Do you have any performance monitoring system such as Cacti, Munin, Zabbix, Observium or any of the other options in this space? If not, get one of them now. Configure them to graph all the normal things such as memory usage, load average, CPU usage, free disk space, IOPS, network usage, etc but it also might be worth adding custom metrics such as requests per minute or TCP states. Also add whatever templates match the services you are using, such as Apache, MySQL, memcached, etc.
By analysing the graphs that these tools produce you should be able to find the resource that is hitting 100% during these downtimes. From there, you can trace the cause-and-effect chain back through to the initial trigger that caused the problem. It's possible that the resource that is being exhausted is not being measured by you and may not even be in your control.
As a guess, if your connections are in the SYN_SENT
state, you are probably using someone else's API over HTTP and either they are down or they temporarily blocked you. If they are in the SYN_RECV
state, there might be a firewall problem that is blocking the SYN-ACK
responses from being received by the client or the response from the client being received by you. It could also be the SYN-flood you suggested.

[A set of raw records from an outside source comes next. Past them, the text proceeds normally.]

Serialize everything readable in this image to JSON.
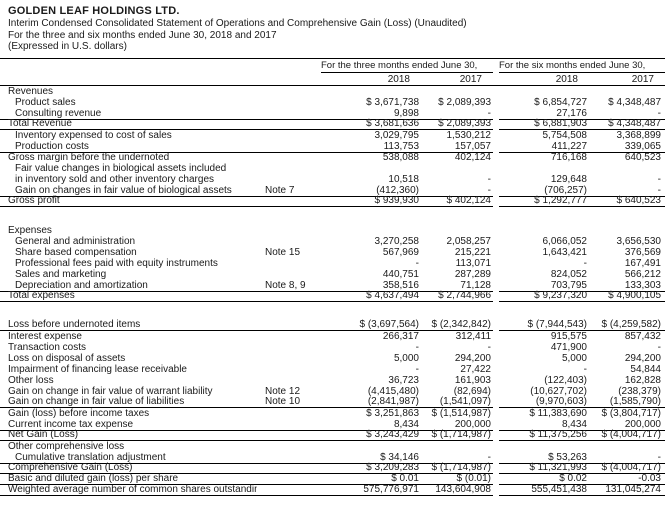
{
  "document": {
    "company": "GOLDEN LEAF HOLDINGS LTD.",
    "title_lines": [
      "Interim Condensed Consolidated Statement of Operations and Comprehensive Gain (Loss) (Unaudited)",
      "For the three and six months ended June 30, 2018 and 2017",
      "(Expressed in U.S. dollars)"
    ]
  },
  "table": {
    "groups": [
      {
        "header": "For the three months ended June 30,",
        "cols": [
          "2018",
          "2017"
        ]
      },
      {
        "header": "For the six months ended June 30,",
        "cols": [
          "2018",
          "2017"
        ]
      }
    ],
    "rows": [
      {
        "label": "Revenues",
        "indent": 0,
        "note": "",
        "values": [
          "",
          "",
          "",
          ""
        ],
        "border": ""
      },
      {
        "label": "Product sales",
        "indent": 1,
        "note": "",
        "values": [
          "$ 3,671,738",
          "$ 2,089,393",
          "$ 6,854,727",
          "$ 4,348,487"
        ],
        "border": ""
      },
      {
        "label": "Consulting revenue",
        "indent": 1,
        "note": "",
        "values": [
          "9,898",
          "-",
          "27,176",
          "-"
        ],
        "border": ""
      },
      {
        "label": "Total Revenue",
        "indent": 0,
        "note": "",
        "values": [
          "$ 3,681,636",
          "$ 2,089,393",
          "$ 6,881,903",
          "$ 4,348,487"
        ],
        "border": "tb"
      },
      {
        "label": "Inventory expensed to cost of sales",
        "indent": 1,
        "note": "",
        "values": [
          "3,029,795",
          "1,530,212",
          "5,754,508",
          "3,368,899"
        ],
        "border": ""
      },
      {
        "label": "Production costs",
        "indent": 1,
        "note": "",
        "values": [
          "113,753",
          "157,057",
          "411,227",
          "339,065"
        ],
        "border": ""
      },
      {
        "label": "Gross margin before the undernoted",
        "indent": 0,
        "note": "",
        "values": [
          "538,088",
          "402,124",
          "716,168",
          "640,523"
        ],
        "border": "t"
      },
      {
        "label": "Fair value changes in biological assets included",
        "indent": 1,
        "note": "",
        "values": [
          "",
          "",
          "",
          ""
        ],
        "border": ""
      },
      {
        "label": "in inventory sold and other inventory charges",
        "indent": 1,
        "note": "",
        "values": [
          "10,518",
          "-",
          "129,648",
          "-"
        ],
        "border": ""
      },
      {
        "label": "Gain on changes in fair value of biological assets",
        "indent": 1,
        "note": "Note 7",
        "values": [
          "(412,360)",
          "-",
          "(706,257)",
          "-"
        ],
        "border": ""
      },
      {
        "label": "Gross profit",
        "indent": 0,
        "note": "",
        "values": [
          "$ 939,930",
          "$ 402,124",
          "$ 1,292,777",
          "$ 640,523"
        ],
        "border": "tb"
      },
      {
        "spacer": true
      },
      {
        "label": "Expenses",
        "indent": 0,
        "note": "",
        "values": [
          "",
          "",
          "",
          ""
        ],
        "border": ""
      },
      {
        "label": "General and administration",
        "indent": 1,
        "note": "",
        "values": [
          "3,270,258",
          "2,058,257",
          "6,066,052",
          "3,656,530"
        ],
        "border": ""
      },
      {
        "label": "Share based compensation",
        "indent": 1,
        "note": "Note 15",
        "values": [
          "567,969",
          "215,221",
          "1,643,421",
          "376,569"
        ],
        "border": ""
      },
      {
        "label": "Professional fees paid with equity instruments",
        "indent": 1,
        "note": "",
        "values": [
          "-",
          "113,071",
          "-",
          "167,491"
        ],
        "border": ""
      },
      {
        "label": "Sales and marketing",
        "indent": 1,
        "note": "",
        "values": [
          "440,751",
          "287,289",
          "824,052",
          "566,212"
        ],
        "border": ""
      },
      {
        "label": "Depreciation and amortization",
        "indent": 1,
        "note": "Note 8, 9",
        "values": [
          "358,516",
          "71,128",
          "703,795",
          "133,303"
        ],
        "border": ""
      },
      {
        "label": "Total expenses",
        "indent": 0,
        "note": "",
        "values": [
          "$ 4,637,494",
          "$ 2,744,966",
          "$ 9,237,320",
          "$ 4,900,105"
        ],
        "border": "tb"
      },
      {
        "spacer": true
      },
      {
        "label": "Loss before undernoted items",
        "indent": 0,
        "note": "",
        "values": [
          "$ (3,697,564)",
          "$ (2,342,842)",
          "$ (7,944,543)",
          "$ (4,259,582)"
        ],
        "border": "b"
      },
      {
        "label": "Interest expense",
        "indent": 0,
        "note": "",
        "values": [
          "266,317",
          "312,411",
          "915,575",
          "857,432"
        ],
        "border": ""
      },
      {
        "label": "Transaction costs",
        "indent": 0,
        "note": "",
        "values": [
          "-",
          "-",
          "471,900",
          "-"
        ],
        "border": ""
      },
      {
        "label": "Loss on disposal of assets",
        "indent": 0,
        "note": "",
        "values": [
          "5,000",
          "294,200",
          "5,000",
          "294,200"
        ],
        "border": ""
      },
      {
        "label": "Impairment of financing lease receivable",
        "indent": 0,
        "note": "",
        "values": [
          "-",
          "27,422",
          "-",
          "54,844"
        ],
        "border": ""
      },
      {
        "label": "Other loss",
        "indent": 0,
        "note": "",
        "values": [
          "36,723",
          "161,903",
          "(122,403)",
          "162,828"
        ],
        "border": ""
      },
      {
        "label": "Gain on change in fair value of warrant liability",
        "indent": 0,
        "note": "Note 12",
        "values": [
          "(4,415,480)",
          "(82,694)",
          "(10,627,702)",
          "(238,379)"
        ],
        "border": ""
      },
      {
        "label": "Gain on change in fair value of liabilities",
        "indent": 0,
        "note": "Note 10",
        "values": [
          "(2,841,987)",
          "(1,541,097)",
          "(9,970,603)",
          "(1,585,790)"
        ],
        "border": "b"
      },
      {
        "label": "Gain (loss) before income taxes",
        "indent": 0,
        "note": "",
        "values": [
          "$ 3,251,863",
          "$ (1,514,987)",
          "$ 11,383,690",
          "$ (3,804,717)"
        ],
        "border": ""
      },
      {
        "label": "Current income tax expense",
        "indent": 0,
        "note": "",
        "values": [
          "8,434",
          "200,000",
          "8,434",
          "200,000"
        ],
        "border": ""
      },
      {
        "label": "Net Gain (Loss)",
        "indent": 0,
        "note": "",
        "values": [
          "$ 3,243,429",
          "$ (1,714,987)",
          "$ 11,375,256",
          "$ (4,004,717)"
        ],
        "border": "tb"
      },
      {
        "label": "Other comprehensive loss",
        "indent": 0,
        "note": "",
        "values": [
          "",
          "",
          "",
          ""
        ],
        "border": ""
      },
      {
        "label": "Cumulative translation adjustment",
        "indent": 1,
        "note": "",
        "values": [
          "$ 34,146",
          "-",
          "$ 53,263",
          "-"
        ],
        "border": ""
      },
      {
        "label": "Comprehensive Gain (Loss)",
        "indent": 0,
        "note": "",
        "values": [
          "$ 3,209,283",
          "$ (1,714,987)",
          "$ 11,321,993",
          "$ (4,004,717)"
        ],
        "border": "tb"
      },
      {
        "label": "Basic and diluted gain (loss) per share",
        "indent": 0,
        "note": "",
        "values": [
          "$ 0.01",
          "$ (0.01)",
          "$ 0.02",
          "-0.03"
        ],
        "border": "b"
      },
      {
        "label": "Weighted average number of common shares outstanding",
        "indent": 0,
        "note": "",
        "values": [
          "575,776,971",
          "143,604,908",
          "555,451,438",
          "131,045,274"
        ],
        "border": "b"
      }
    ]
  }
}
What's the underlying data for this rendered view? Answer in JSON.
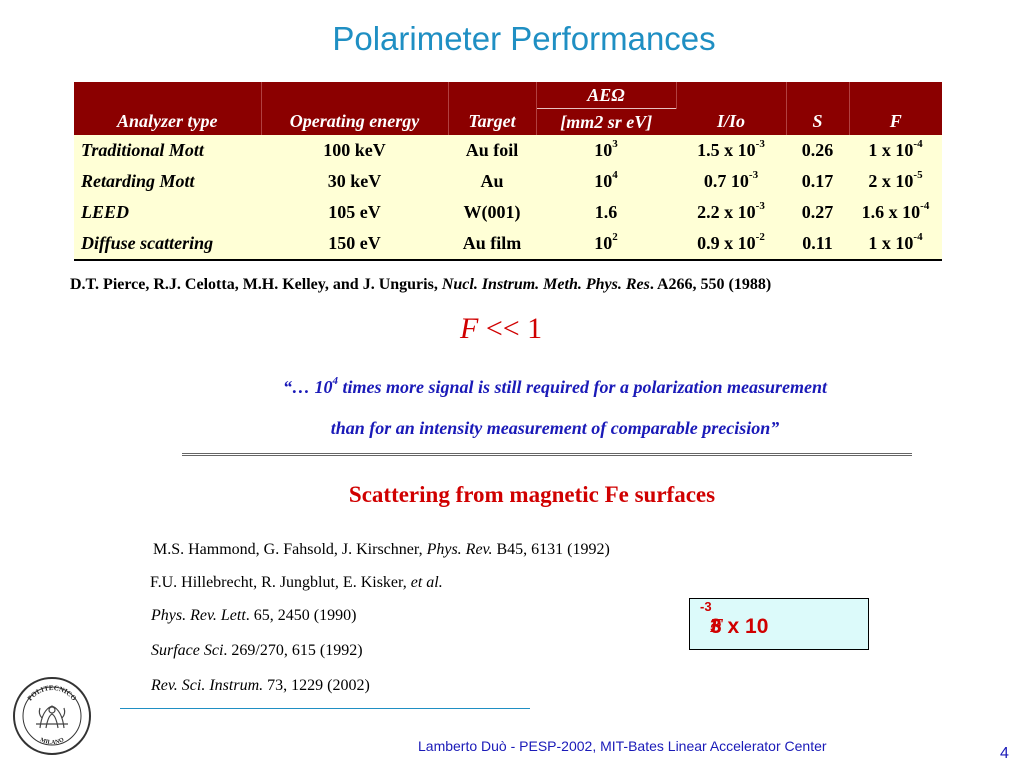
{
  "title": "Polarimeter Performances",
  "table": {
    "headers": {
      "analyzer": "Analyzer type",
      "energy": "Operating energy",
      "target": "Target",
      "ae_top": "AEΩ",
      "ae_bottom": "[mm2 sr eV]",
      "ratio": "I/Io",
      "s": "S",
      "f": "F"
    },
    "rows": [
      {
        "analyzer": "Traditional Mott",
        "energy": "100 keV",
        "target": "Au foil",
        "ae_base": "10",
        "ae_exp": "3",
        "ratio_base": "1.5 x 10",
        "ratio_exp": "-3",
        "s": "0.26",
        "f_base": "1 x 10",
        "f_exp": "-4"
      },
      {
        "analyzer": "Retarding Mott",
        "energy": "30 keV",
        "target": "Au",
        "ae_base": "10",
        "ae_exp": "4",
        "ratio_base": "0.7 10",
        "ratio_exp": "-3",
        "s": "0.17",
        "f_base": "2 x 10",
        "f_exp": "-5"
      },
      {
        "analyzer": "LEED",
        "energy": "105 eV",
        "target": "W(001)",
        "ae_base": "1.6",
        "ae_exp": "",
        "ratio_base": "2.2 x 10",
        "ratio_exp": "-3",
        "s": "0.27",
        "f_base": "1.6 x 10",
        "f_exp": "-4"
      },
      {
        "analyzer": "Diffuse scattering",
        "energy": "150 eV",
        "target": "Au film",
        "ae_base": "10",
        "ae_exp": "2",
        "ratio_base": "0.9 x 10",
        "ratio_exp": "-2",
        "s": "0.11",
        "f_base": "1 x 10",
        "f_exp": "-4"
      }
    ]
  },
  "reference1": {
    "authors": "D.T. Pierce, R.J. Celotta, M.H. Kelley, and J. Unguris, ",
    "journal": "Nucl. Instrum. Meth. Phys. Res",
    "details": ". A266, 550 (1988)"
  },
  "f_ll": {
    "symbol": "F",
    "relation": " << 1"
  },
  "quote": {
    "line1_pre": "“… 10",
    "line1_exp": "4",
    "line1_post": " times more signal is still  required for a polarization measurement",
    "line2": "than for an intensity measurement of comparable precision”"
  },
  "subheading": "Scattering from magnetic Fe surfaces",
  "references": [
    {
      "pre": "M.S. Hammond, G. Fahsold, J. Kirschner, ",
      "ital": "Phys. Rev.",
      "post": " B45, 6131 (1992)"
    },
    {
      "pre": "F.U. Hillebrecht, R. Jungblut, E. Kisker, ",
      "ital": "et al.",
      "post": ""
    },
    {
      "pre": "",
      "ital": "Phys. Rev. Lett",
      "post": ". 65, 2450 (1990)"
    },
    {
      "pre": "",
      "ital": "Surface Sci",
      "post": ". 269/270, 615 (1992)"
    },
    {
      "pre": "",
      "ital": "Rev. Sci. Instrum.",
      "post": " 73, 1229 (2002)"
    }
  ],
  "result_box": {
    "symbol": "F",
    "tilde": " ~ ",
    "value": "3 x 10",
    "exp": "-3"
  },
  "logo": {
    "icon": "politecnico-milano-seal-icon",
    "top_text": "POLITECNICO",
    "bottom_text": "MILANO"
  },
  "footer": "Lamberto Duò -  PESP-2002, MIT-Bates Linear Accelerator Center",
  "page_number": "4",
  "colors": {
    "title": "#1f8fc3",
    "table_header": "#8b0000",
    "table_body": "#ffffd6",
    "emphasis_red": "#d00000",
    "quote_blue": "#1a1ab8",
    "box_bg": "#dcfafa"
  }
}
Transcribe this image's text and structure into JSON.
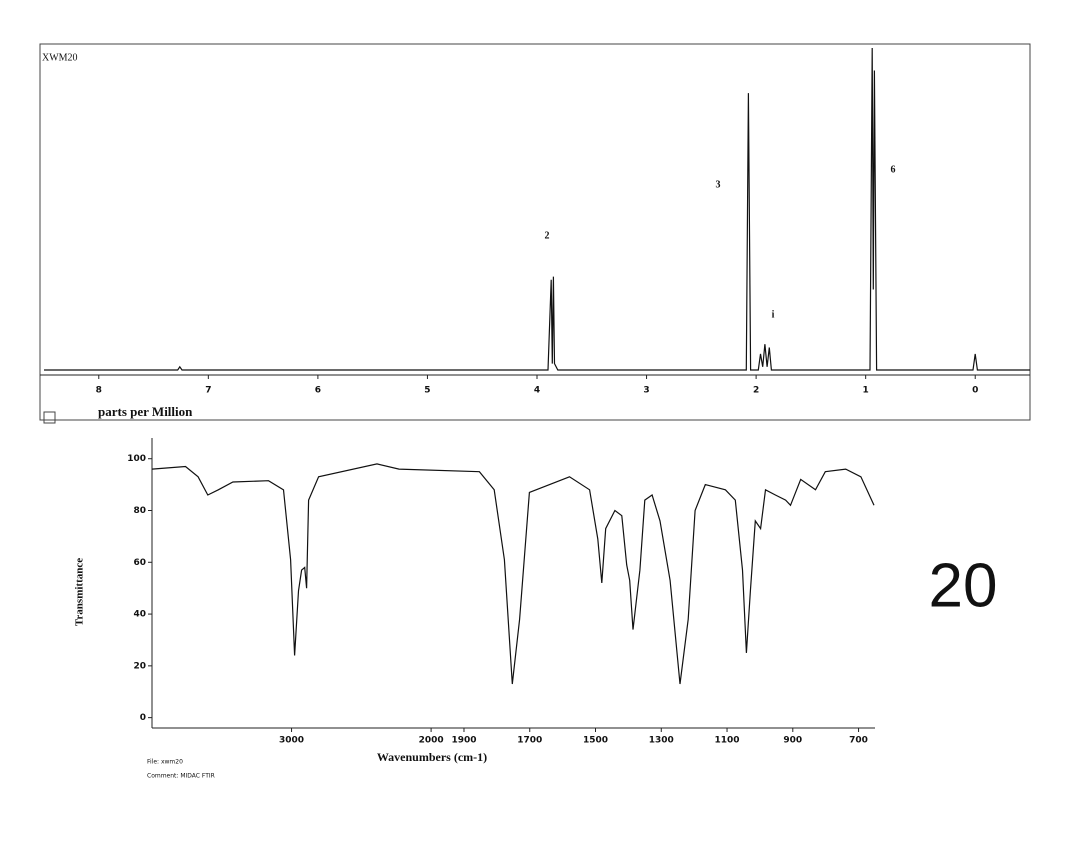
{
  "page_label": "20",
  "chart_data": [
    {
      "type": "line",
      "title": "XWM20",
      "x_label": "parts per Million",
      "xlim": [
        8.5,
        -0.5
      ],
      "xticks": [
        8,
        7,
        6,
        5,
        4,
        3,
        2,
        1,
        0
      ],
      "ylim": [
        0,
        100
      ],
      "annotations": [
        "2",
        "3",
        "i",
        "6"
      ],
      "x": [
        8.5,
        7.28,
        7.26,
        7.24,
        3.9,
        3.87,
        3.86,
        3.85,
        3.84,
        3.81,
        2.09,
        2.07,
        2.05,
        1.98,
        1.96,
        1.94,
        1.92,
        1.9,
        1.88,
        1.86,
        0.96,
        0.94,
        0.93,
        0.92,
        0.9,
        0.02,
        0.0,
        -0.02,
        -0.5
      ],
      "series": [
        {
          "color": "#111111",
          "values": [
            0,
            0,
            1,
            0,
            0,
            28,
            2,
            29,
            2,
            0,
            0,
            86,
            0,
            0,
            5,
            1,
            8,
            1,
            7,
            0,
            0,
            100,
            25,
            93,
            0,
            0,
            5,
            0,
            0
          ]
        }
      ]
    },
    {
      "type": "line",
      "y_label": "Transmittance",
      "x_label": "Wavenumbers (cm-1)",
      "footnotes": [
        "File: xwm20",
        "Comment: MIDAC FTIR"
      ],
      "xlim": [
        4000,
        650
      ],
      "x_scale_break": 2000,
      "xticks": [
        3000,
        2000,
        1900,
        1700,
        1500,
        1300,
        1100,
        900,
        700
      ],
      "ylim": [
        -4,
        108
      ],
      "yticks": [
        0,
        20,
        40,
        60,
        80,
        100
      ],
      "x": [
        4000,
        3760,
        3670,
        3600,
        3525,
        3420,
        3165,
        3058,
        3007,
        2978,
        2950,
        2928,
        2906,
        2892,
        2878,
        2806,
        2388,
        2230,
        1853,
        1808,
        1777,
        1753,
        1731,
        1701,
        1579,
        1518,
        1493,
        1481,
        1469,
        1441,
        1420,
        1405,
        1396,
        1386,
        1377,
        1365,
        1350,
        1328,
        1304,
        1273,
        1243,
        1218,
        1197,
        1166,
        1105,
        1075,
        1053,
        1041,
        1029,
        1014,
        998,
        983,
        953,
        922,
        907,
        876,
        831,
        801,
        739,
        693,
        653
      ],
      "series": [
        {
          "color": "#111111",
          "values": [
            96,
            97,
            93,
            86,
            88,
            91,
            91.5,
            88,
            61,
            24,
            49,
            57,
            58,
            50,
            84,
            93,
            98,
            96,
            95,
            88,
            61,
            13,
            38,
            87,
            93,
            88,
            69,
            52,
            73,
            80,
            78,
            59,
            53,
            34,
            44,
            57,
            84,
            86,
            76,
            53,
            13,
            38,
            80,
            90,
            88,
            84,
            57,
            25,
            49,
            76,
            73,
            88,
            86,
            84,
            82,
            92,
            88,
            95,
            96,
            93,
            82
          ]
        }
      ]
    }
  ]
}
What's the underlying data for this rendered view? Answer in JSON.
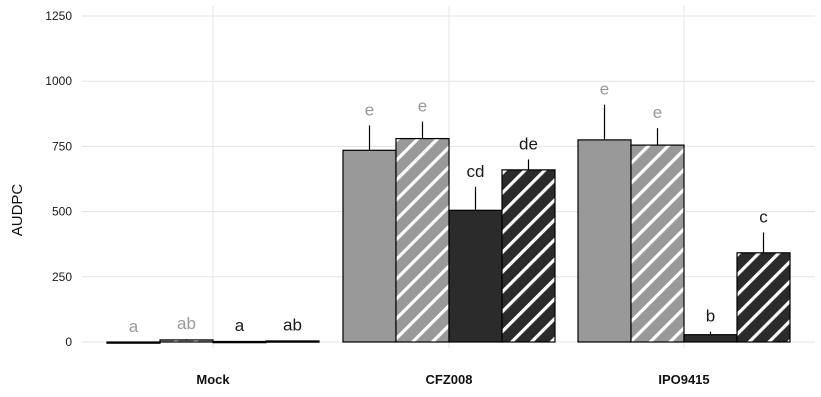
{
  "chart_data": {
    "type": "bar",
    "title": "",
    "xlabel": "",
    "ylabel": "AUDPC",
    "ylim": [
      0,
      1250
    ],
    "yticks": [
      0,
      250,
      500,
      750,
      1000,
      1250
    ],
    "grid": true,
    "legend": "none",
    "categories": [
      "Mock",
      "CFZ008",
      "IPO9415"
    ],
    "series": [
      {
        "fill": "#999999",
        "pattern": "solid",
        "sig_color": "#999999",
        "values": [
          0,
          735,
          775
        ],
        "errors": [
          0,
          95,
          135
        ],
        "sig": [
          "a",
          "e",
          "e"
        ]
      },
      {
        "fill": "#999999",
        "pattern": "hatch",
        "sig_color": "#999999",
        "values": [
          8,
          780,
          755
        ],
        "errors": [
          3,
          65,
          65
        ],
        "sig": [
          "ab",
          "e",
          "e"
        ]
      },
      {
        "fill": "#2b2b2b",
        "pattern": "solid",
        "sig_color": "#1a1a1a",
        "values": [
          2,
          505,
          28
        ],
        "errors": [
          2,
          90,
          12
        ],
        "sig": [
          "a",
          "cd",
          "b"
        ]
      },
      {
        "fill": "#2b2b2b",
        "pattern": "hatch",
        "sig_color": "#1a1a1a",
        "values": [
          4,
          660,
          342
        ],
        "errors": [
          2,
          40,
          78
        ],
        "sig": [
          "ab",
          "de",
          "c"
        ]
      }
    ]
  }
}
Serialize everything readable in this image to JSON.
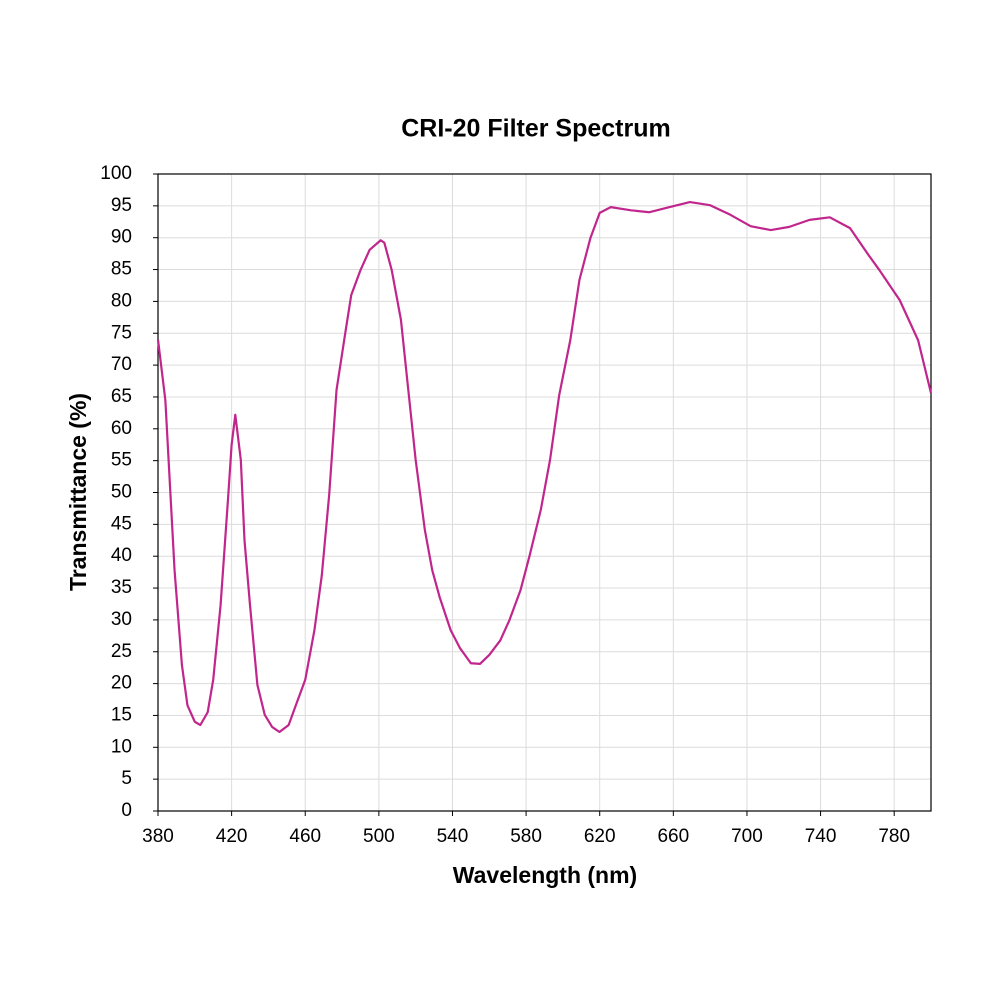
{
  "chart_data": {
    "type": "line",
    "title": "CRI-20 Filter Spectrum",
    "xlabel": "Wavelength (nm)",
    "ylabel": "Transmittance (%)",
    "xlim": [
      380,
      800
    ],
    "ylim": [
      0,
      100
    ],
    "xticks": [
      380,
      420,
      460,
      500,
      540,
      580,
      620,
      660,
      700,
      740,
      780
    ],
    "yticks": [
      0,
      5,
      10,
      15,
      20,
      25,
      30,
      35,
      40,
      45,
      50,
      55,
      60,
      65,
      70,
      75,
      80,
      85,
      90,
      95,
      100
    ],
    "grid": true,
    "series": [
      {
        "name": "CRI-20",
        "color": "#c0268c",
        "x": [
          380,
          384,
          389,
          393,
          396,
          400,
          403,
          407,
          410,
          414,
          418,
          420,
          422,
          425,
          427,
          430,
          434,
          438,
          442,
          446,
          451,
          454,
          460,
          465,
          469,
          473,
          477,
          482,
          485,
          490,
          495,
          501,
          503,
          507,
          512,
          516,
          520,
          525,
          529,
          533,
          539,
          544,
          550,
          555,
          560,
          566,
          571,
          577,
          582,
          588,
          593,
          598,
          604,
          609,
          615,
          620,
          626,
          637,
          647,
          658,
          669,
          680,
          691,
          702,
          713,
          723,
          734,
          745,
          756,
          766,
          772,
          783,
          793,
          800
        ],
        "values": [
          74,
          64.5,
          37.8,
          22.9,
          16.6,
          14,
          13.5,
          15.5,
          20.6,
          32.3,
          48.8,
          57.5,
          62.2,
          55.1,
          42.5,
          32.3,
          19.8,
          15.1,
          13.2,
          12.4,
          13.5,
          15.9,
          20.6,
          28.4,
          37,
          49.6,
          66.1,
          75.5,
          81,
          84.9,
          88.1,
          89.6,
          89.2,
          84.9,
          77.1,
          66.1,
          55.1,
          44.1,
          37.8,
          33.6,
          28.4,
          25.6,
          23.2,
          23.1,
          24.5,
          26.8,
          30,
          34.7,
          40.2,
          47.3,
          55.1,
          65.3,
          73.9,
          83.4,
          90,
          93.9,
          94.8,
          94.3,
          94,
          94.8,
          95.6,
          95.1,
          93.6,
          91.8,
          91.2,
          91.7,
          92.8,
          93.2,
          91.5,
          87.3,
          84.9,
          80.2,
          73.9,
          65.6
        ]
      }
    ]
  }
}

During a real SYN-flood, you will see the bandwidth and the number of packets per second jump significantly. Use tcpdump -w packet-capture-file.cap
or -j LOG
in iptables to log these packets and see if you can spot a pattern. Maybe the source address is always the same, maybe it's always in a small range, maybe a strange TCP flag (such as URG or PSH) is set. Failing that, see if the IP addresses involved make multiple connection attempts. If they do, you can add them to a DROP
rules in your firewall so that your OS won't have to deal with them. Depending on how many different IP addresses there are, you may need to split your rules into several tables to reduce the size of the list iptables has to scan through.
The DDoS may be big enough that it's actually exhausting your hosting provider's bandwidth. If that is the case, they or you will probably need to go to a dedicated DDoS mitigation company. These guys use either DNS or BGP to route your traffic to them, filter out the DDoS traffic and send the rest on to you. They're generally not cheap and you will have to weigh the cost of downtime against the cost of the mitigation service. There are also services like CloudFlare that can prevent DDoS attacks up to certain limits and have more affordable pricing plans.